Protocolli di asciugatura corretti

Sebbene l’asciugatura all’aria sia spesso considerata l’approccio più delicato, un’elevata umidità ambientale cambia completamente le carte in tavola.

Asciugatura all’aria contro asciugatura con asciugacapelli a aria fredda
«Contrariamente a quanto si crede comunemente, l’asciugatura con l’asciugacapelli a aria fredda è spesso più sicura che lasciare il cuoio capelluto umido per lunghi periodi durante la stagione dei monsoni», afferma il dottor Bhattacharjee. «Un cuoio capelluto bagnato crea un ambiente ideale per la proliferazione di funghi e batteri, aumentando il rischio di prurito, forfora, irritazione del cuoio capelluto e caduta eccessiva dei capelli».

Tecnica di asciugatura
Il dottor Bhattacharjee sottolinea l’importanza di utilizzare l’asciugacapelli con l’impostazione a aria fredda, mantenendolo a una distanza di sicurezza per asciugare il cuoio capelluto in modo più efficiente senza esporlo al calore dannoso. «L’attenzione dovrebbe concentrarsi sull’asciugatura del cuoio capelluto piuttosto che solo sulla lunghezza dei capelli. Evitate l’aria calda o di concentrare il getto d’aria su una sola zona per troppo tempo, poiché il calore eccessivo può danneggiare sia il cuoio capelluto che il fusto del capello.”
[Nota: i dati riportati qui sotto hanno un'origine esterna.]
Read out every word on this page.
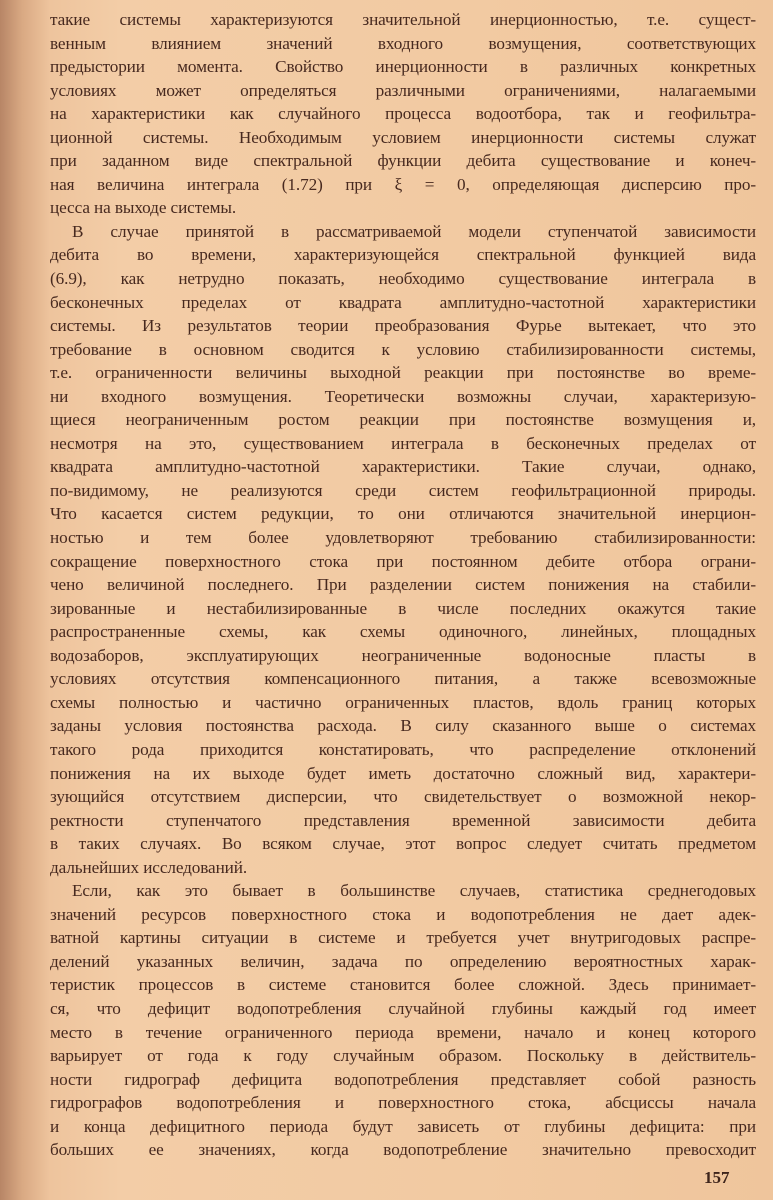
такие системы характеризуются значительной инерционностью, т.е. сущест-
венным влиянием значений входного возмущения, соответствующих
предыстории момента. Свойство инерционности в различных конкретных
условиях может определяться различными ограничениями, налагаемыми
на характеристики как случайного процесса водоотбора, так и геофильтра-
ционной системы. Необходимым условием инерционности системы служат
при заданном виде спектральной функции дебита существование и конеч-
ная величина интеграла (1.72) при ξ = 0, определяющая дисперсию про-
цесса на выходе системы.
В случае принятой в рассматриваемой модели ступенчатой зависимости
дебита во времени, характеризующейся спектральной функцией вида
(6.9), как нетрудно показать, необходимо существование интеграла в
бесконечных пределах от квадрата амплитудно-частотной характеристики
системы. Из результатов теории преобразования Фурье вытекает, что это
требование в основном сводится к условию стабилизированности системы,
т.е. ограниченности величины выходной реакции при постоянстве во време-
ни входного возмущения. Теоретически возможны случаи, характеризую-
щиеся неограниченным ростом реакции при постоянстве возмущения и,
несмотря на это, существованием интеграла в бесконечных пределах от
квадрата амплитудно-частотной характеристики. Такие случаи, однако,
по-видимому, не реализуются среди систем геофильтрационной природы.
Что касается систем редукции, то они отличаются значительной инерцион-
ностью и тем более удовлетворяют требованию стабилизированности:
сокращение поверхностного стока при постоянном дебите отбора ограни-
чено величиной последнего. При разделении систем понижения на стабили-
зированные и нестабилизированные в числе последних окажутся такие
распространенные схемы, как схемы одиночного, линейных, площадных
водозаборов, эксплуатирующих неограниченные водоносные пласты в
условиях отсутствия компенсационного питания, а также всевозможные
схемы полностью и частично ограниченных пластов, вдоль границ которых
заданы условия постоянства расхода. В силу сказанного выше о системах
такого рода приходится констатировать, что распределение отклонений
понижения на их выходе будет иметь достаточно сложный вид, характери-
зующийся отсутствием дисперсии, что свидетельствует о возможной некор-
ректности ступенчатого представления временной зависимости дебита
в таких случаях. Во всяком случае, этот вопрос следует считать предметом
дальнейших исследований.
Если, как это бывает в большинстве случаев, статистика среднегодовых
значений ресурсов поверхностного стока и водопотребления не дает адек-
ватной картины ситуации в системе и требуется учет внутригодовых распре-
делений указанных величин, задача по определению вероятностных харак-
теристик процессов в системе становится более сложной. Здесь принимает-
ся, что дефицит водопотребления случайной глубины каждый год имеет
место в течение ограниченного периода времени, начало и конец которого
варьирует от года к году случайным образом. Поскольку в действитель-
ности гидрограф дефицита водопотребления представляет собой разность
гидрографов водопотребления и поверхностного стока, абсциссы начала
и конца дефицитного периода будут зависеть от глубины дефицита: при
больших ее значениях, когда водопотребление значительно превосходит
157
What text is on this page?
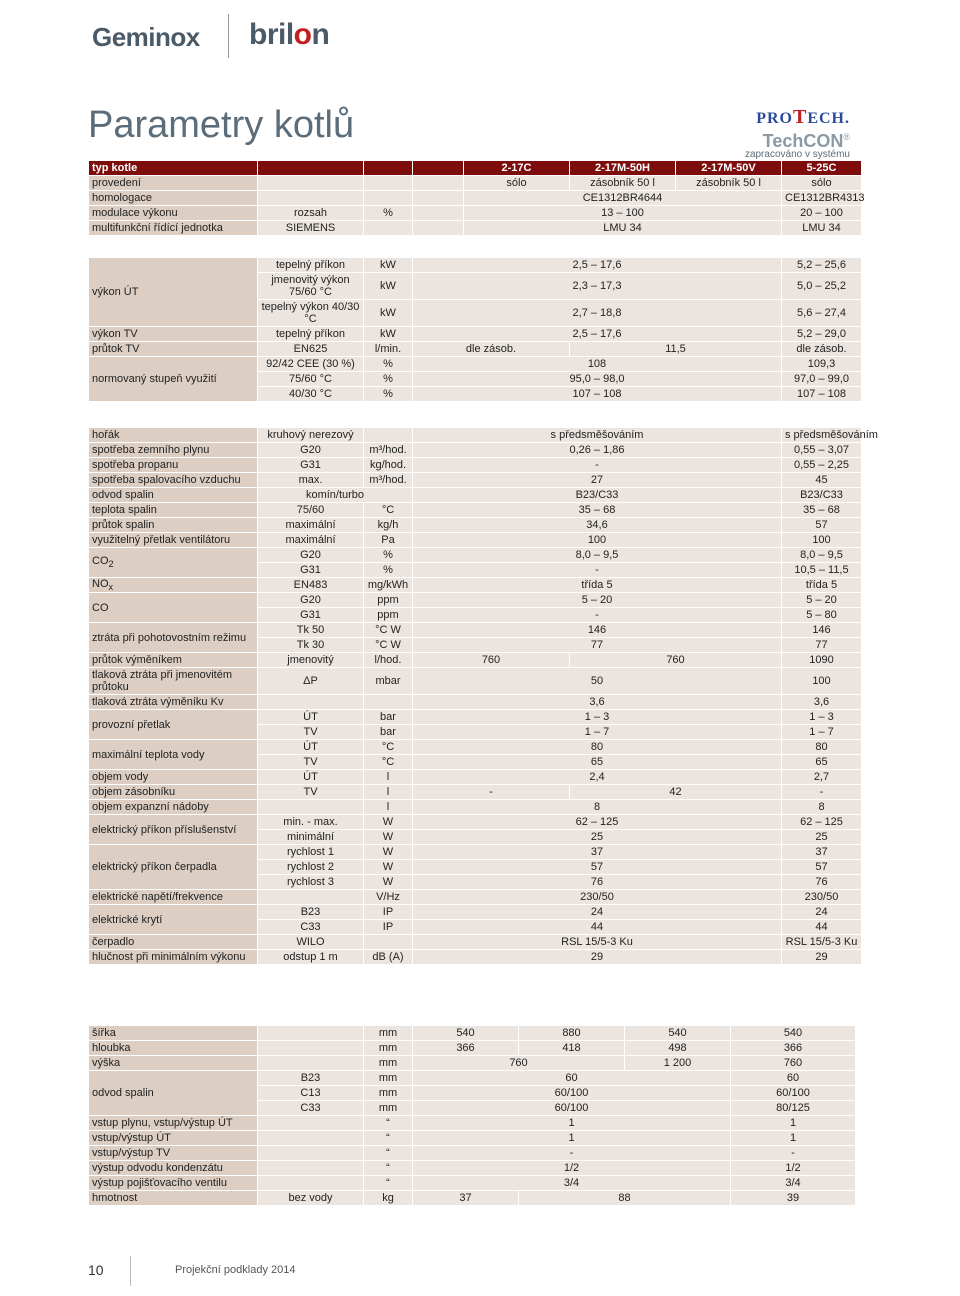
Geminox brilon
Parametry kotlů	PROTECH.
TechCON®
zapracováno v systému
typ kotle				2-17C	2-17M-50H	2-17M-50V	5-25C
provedení				sólo	zásobník 50 l	zásobník 50 l	sólo
homologace				CE1312BR4644			CE1312BR4313
modulace výkonu	rozsah	%		13 – 100			20 – 100
multifunkční řídící jednotka	SIEMENS			LMU 34			LMU 34
výkon ÚT	tepelný příkon	kW	2,5 – 17,6		5,2 – 25,6
	jmenovitý výkon 75/60 °C	kW	2,3 – 17,3		5,0 – 25,2
	tepelný výkon 40/30 °C	kW	2,7 – 18,8		5,6 – 27,4
výkon TV	tepelný příkon	kW	2,5 – 17,6		5,2 – 29,0
průtok TV	EN625	l/min.	dle zásob.	11,5	dle zásob.
normovaný stupeň využití	92/42 CEE (30 %)	%	108		109,3
	75/60 °C	%	95,0 – 98,0		97,0 – 99,0
	40/30 °C	%	107 – 108		107 – 108
hořák	kruhový nerezový		s předsměšováním		s předsměšováním
spotřeba zemního plynu	G20	m³/hod.	0,26 – 1,86		0,55 – 3,07
spotřeba propanu	G31	kg/hod.	-		0,55 – 2,25
spotřeba spalovacího vzduchu	max.	m³/hod.	27		45
odvod spalin	komín/turbo		B23/C33		B23/C33
teplota spalin	75/60	°C	35 – 68		35 – 68
průtok spalin	maximální	kg/h	34,6		57
využitelný přetlak ventilátoru	maximální	Pa	100		100
$CO_2$	G20	%	8,0 – 9,5		8,0 – 9,5
	G31	%	-		10,5 – 11,5
$NO_x$	EN483	mg/kWh	třída 5		třída 5
CO	G20	ppm	5 – 20		5 – 20
	G31	ppm	-		5 – 80
ztráta při pohotovostním režimu	Tk 50	°C W	146		146
	Tk 30	°C W	77		77
průtok výměníkem	jmenovitý	l/hod.	760	760	1090
tlaková ztráta při jmenovitém průtoku	ΔP	mbar	50		100
tlaková ztráta výměníku Kv			3,6		3,6
provozní přetlak	ÚT	bar	1 – 3		1 – 3
	TV	bar	1 – 7		1 – 7
maximální teplota vody	ÚT	°C	80		80
	TV	°C	65		65
objem vody	ÚT	l	2,4		2,7
objem zásobníku	TV	l	-	42	-
objem expanzní nádoby		l	8		8
elektrický příkon příslušenství	min. - max.	W	62 – 125		62 – 125
	minimální	W	25		25
elektrický příkon čerpadla	rychlost 1	W	37		37
	rychlost 2	W	57		57
	rychlost 3	W	76		76
elektrické napětí/frekvence		V/Hz	230/50		230/50
elektrické krytí	B23	IP	24		24
	C33	IP	44		44
čerpadlo	WILO		RSL 15/5-3 Ku		RSL 15/5-3 Ku
hlučnost při minimálním výkonu	odstup 1 m	dB (A)	29		29
šířka		mm	540	880	540	540
hloubka		mm	366	418	498	366
výška		mm	760		1 200	760
odvod spalin	B23	mm	60			60
	C13	mm	60/100			60/100
	C33	mm	60/100			80/125
vstup plynu, vstup/výstup ÚT		“	1			1
vstup/výstup ÚT		“	1			1
vstup/výstup TV		“	-			-
výstup odvodu kondenzátu		“	1/2			1/2
výstup pojišťovacího ventilu		“	3/4			3/4
hmotnost	bez vody	kg	37	88		39
10	Projekční podklady 2014
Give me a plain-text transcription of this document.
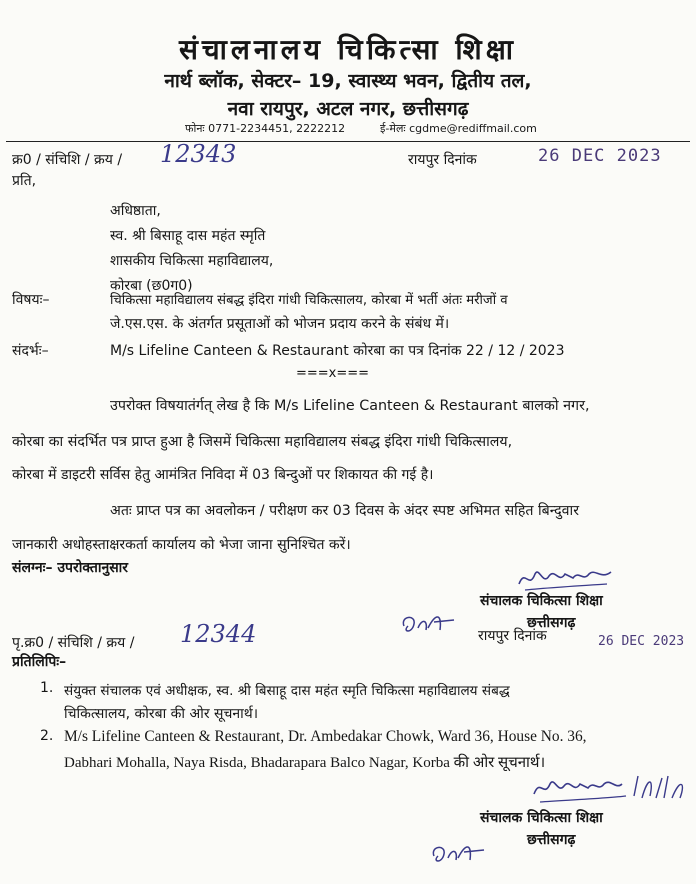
संचालनालय चिकित्सा शिक्षा
नार्थ ब्लॉक, सेक्टर– 19, स्वास्थ्य भवन, द्वितीय तल,
नवा रायपुर, अटल नगर, छत्तीसगढ़
फोनः 0771-2234451, 2222212	ई-मेलः cgdme@rediffmail.com
क्र0 / संचिशि / क्रय / 12343	रायपुर दिनांक	26 DEC 2023
प्रति,
अधिष्ठाता,
स्व. श्री बिसाहू दास महंत स्मृति
शासकीय चिकित्सा महाविद्यालय,
कोरबा (छ0ग0)
विषयः–	चिकित्सा महाविद्यालय संबद्ध इंदिरा गांधी चिकित्सालय, कोरबा में भर्ती अंतः मरीजों व
जे.एस.एस. के अंतर्गत प्रसूताओं को भोजन प्रदाय करने के संबंध में।
संदर्भः–	M/s Lifeline Canteen & Restaurant कोरबा का पत्र दिनांक 22 / 12 / 2023
===x===
उपरोक्त विषयातंर्गत् लेख है कि M/s Lifeline Canteen & Restaurant बालको नगर,
कोरबा का संदर्भित पत्र प्राप्त हुआ है जिसमें चिकित्सा महाविद्यालय संबद्ध इंदिरा गांधी चिकित्सालय,
कोरबा में डाइटरी सर्विस हेतु आमंत्रित निविदा में 03 बिन्दुओं पर शिकायत की गई है।
अतः प्राप्त पत्र का अवलोकन / परीक्षण कर 03 दिवस के अंदर स्पष्ट अभिमत सहित बिन्दुवार
जानकारी अधोहस्ताक्षरकर्ता कार्यालय को भेजा जाना सुनिश्चित करें।
संलग्नः– उपरोक्तानुसार
संचालक चिकित्सा शिक्षा
छत्तीसगढ़
पृ.क्र0 / संचिशि / क्रय / 12344	रायपुर दिनांक	26 DEC 2023
प्रतिलिपिः–
1. संयुक्त संचालक एवं अधीक्षक, स्व. श्री बिसाहू दास महंत स्मृति चिकित्सा महाविद्यालय संबद्ध
चिकित्सालय, कोरबा की ओर सूचनार्थ।
2. M/s Lifeline Canteen & Restaurant, Dr. Ambedakar Chowk, Ward 36, House No. 36,
Dabhari Mohalla, Naya Risda, Bhadarapara Balco Nagar, Korba की ओर सूचनार्थ।
संचालक चिकित्सा शिक्षा
छत्तीसगढ़
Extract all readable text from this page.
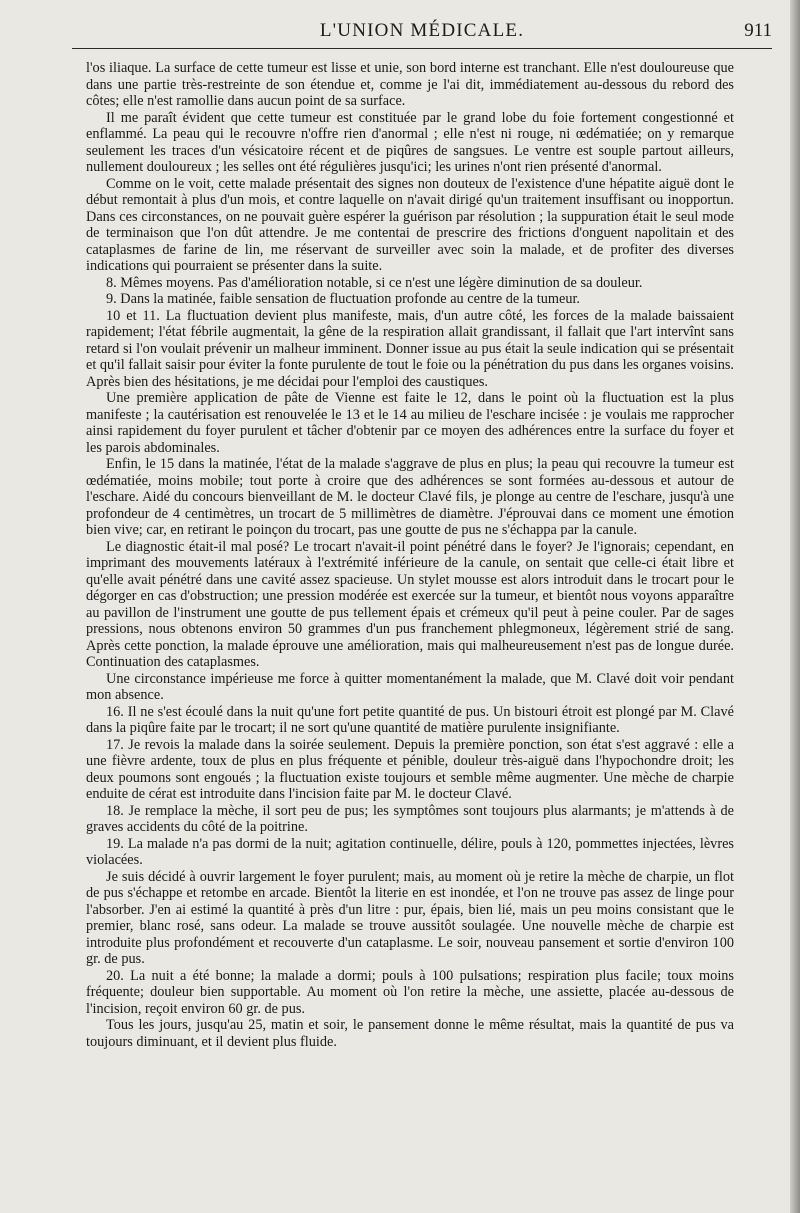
L'UNION MÉDICALE.	911

l'os iliaque. La surface de cette tumeur est lisse et unie, son bord interne est tranchant. Elle n'est douloureuse que dans une partie très-restreinte de son étendue et, comme je l'ai dit, immédiatement au-dessous du rebord des côtes; elle n'est ramollie dans aucun point de sa surface.

Il me paraît évident que cette tumeur est constituée par le grand lobe du foie fortement congestionné et enflammé. La peau qui le recouvre n'offre rien d'anormal ; elle n'est ni rouge, ni œdématiée; on y remarque seulement les traces d'un vésicatoire récent et de piqûres de sangsues. Le ventre est souple partout ailleurs, nullement douloureux ; les selles ont été régulières jusqu'ici; les urines n'ont rien présenté d'anormal.

Comme on le voit, cette malade présentait des signes non douteux de l'existence d'une hépatite aiguë dont le début remontait à plus d'un mois, et contre laquelle on n'avait dirigé qu'un traitement insuffisant ou inopportun. Dans ces circonstances, on ne pouvait guère espérer la guérison par résolution ; la suppuration était le seul mode de terminaison que l'on dût attendre. Je me contentai de prescrire des frictions d'onguent napolitain et des cataplasmes de farine de lin, me réservant de surveiller avec soin la malade, et de profiter des diverses indications qui pourraient se présenter dans la suite.

8. Mêmes moyens. Pas d'amélioration notable, si ce n'est une légère diminution de sa douleur.

9. Dans la matinée, faible sensation de fluctuation profonde au centre de la tumeur.

10 et 11. La fluctuation devient plus manifeste, mais, d'un autre côté, les forces de la malade baissaient rapidement; l'état fébrile augmentait, la gêne de la respiration allait grandissant, il fallait que l'art intervînt sans retard si l'on voulait prévenir un malheur imminent. Donner issue au pus était la seule indication qui se présentait et qu'il fallait saisir pour éviter la fonte purulente de tout le foie ou la pénétration du pus dans les organes voisins. Après bien des hésitations, je me décidai pour l'emploi des caustiques.

Une première application de pâte de Vienne est faite le 12, dans le point où la fluctuation est la plus manifeste ; la cautérisation est renouvelée le 13 et le 14 au milieu de l'eschare incisée : je voulais me rapprocher ainsi rapidement du foyer purulent et tâcher d'obtenir par ce moyen des adhérences entre la surface du foyer et les parois abdominales.

Enfin, le 15 dans la matinée, l'état de la malade s'aggrave de plus en plus; la peau qui recouvre la tumeur est œdématiée, moins mobile; tout porte à croire que des adhérences se sont formées au-dessous et autour de l'eschare. Aidé du concours bienveillant de M. le docteur Clavé fils, je plonge au centre de l'eschare, jusqu'à une profondeur de 4 centimètres, un trocart de 5 millimètres de diamètre. J'éprouvai dans ce moment une émotion bien vive; car, en retirant le poinçon du trocart, pas une goutte de pus ne s'échappa par la canule.

Le diagnostic était-il mal posé? Le trocart n'avait-il point pénétré dans le foyer? Je l'ignorais; cependant, en imprimant des mouvements latéraux à l'extrémité inférieure de la canule, on sentait que celle-ci était libre et qu'elle avait pénétré dans une cavité assez spacieuse. Un stylet mousse est alors introduit dans le trocart pour le dégorger en cas d'obstruction; une pression modérée est exercée sur la tumeur, et bientôt nous voyons apparaître au pavillon de l'instrument une goutte de pus tellement épais et crémeux qu'il peut à peine couler. Par de sages pressions, nous obtenons environ 50 grammes d'un pus franchement phlegmoneux, légèrement strié de sang. Après cette ponction, la malade éprouve une amélioration, mais qui malheureusement n'est pas de longue durée. Continuation des cataplasmes.

Une circonstance impérieuse me force à quitter momentanément la malade, que M. Clavé doit voir pendant mon absence.

16. Il ne s'est écoulé dans la nuit qu'une fort petite quantité de pus. Un bistouri étroit est plongé par M. Clavé dans la piqûre faite par le trocart; il ne sort qu'une quantité de matière purulente insignifiante.

17. Je revois la malade dans la soirée seulement. Depuis la première ponction, son état s'est aggravé : elle a une fièvre ardente, toux de plus en plus fréquente et pénible, douleur très-aiguë dans l'hypochondre droit; les deux poumons sont engoués ; la fluctuation existe toujours et semble même augmenter. Une mèche de charpie enduite de cérat est introduite dans l'incision faite par M. le docteur Clavé.

18. Je remplace la mèche, il sort peu de pus; les symptômes sont toujours plus alarmants; je m'attends à de graves accidents du côté de la poitrine.

19. La malade n'a pas dormi de la nuit; agitation continuelle, délire, pouls à 120, pommettes injectées, lèvres violacées.

Je suis décidé à ouvrir largement le foyer purulent; mais, au moment où je retire la mèche de charpie, un flot de pus s'échappe et retombe en arcade. Bientôt la literie en est inondée, et l'on ne trouve pas assez de linge pour l'absorber. J'en ai estimé la quantité à près d'un litre : pur, épais, bien lié, mais un peu moins consistant que le premier, blanc rosé, sans odeur. La malade se trouve aussitôt soulagée. Une nouvelle mèche de charpie est introduite plus profondément et recouverte d'un cataplasme. Le soir, nouveau pansement et sortie d'environ 100 gr. de pus.

20. La nuit a été bonne; la malade a dormi; pouls à 100 pulsations; respiration plus facile; toux moins fréquente; douleur bien supportable. Au moment où l'on retire la mèche, une assiette, placée au-dessous de l'incision, reçoit environ 60 gr. de pus.

Tous les jours, jusqu'au 25, matin et soir, le pansement donne le même résultat, mais la quantité de pus va toujours diminuant, et il devient plus fluide.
Ottimizzare la propria routine stagionale porta in definitiva ai migliori risultati. Come conclude Popat: «Durante la stagione dei monsoni, la salute dei capelli parte da un cuoio capelluto sano. Piuttosto che sovraccaricare il cuoio capelluto con prodotti, concentratevi su una detersione regolare, scegliendo formule adatte al vostro tipo di cuoio capelluto e mantenendo la routine complessiva leggera. L’obiettivo è mantenere un cuoio capelluto pulito ed equilibrato senza detergerlo eccessivamente o privarlo dei suoi oli naturali.”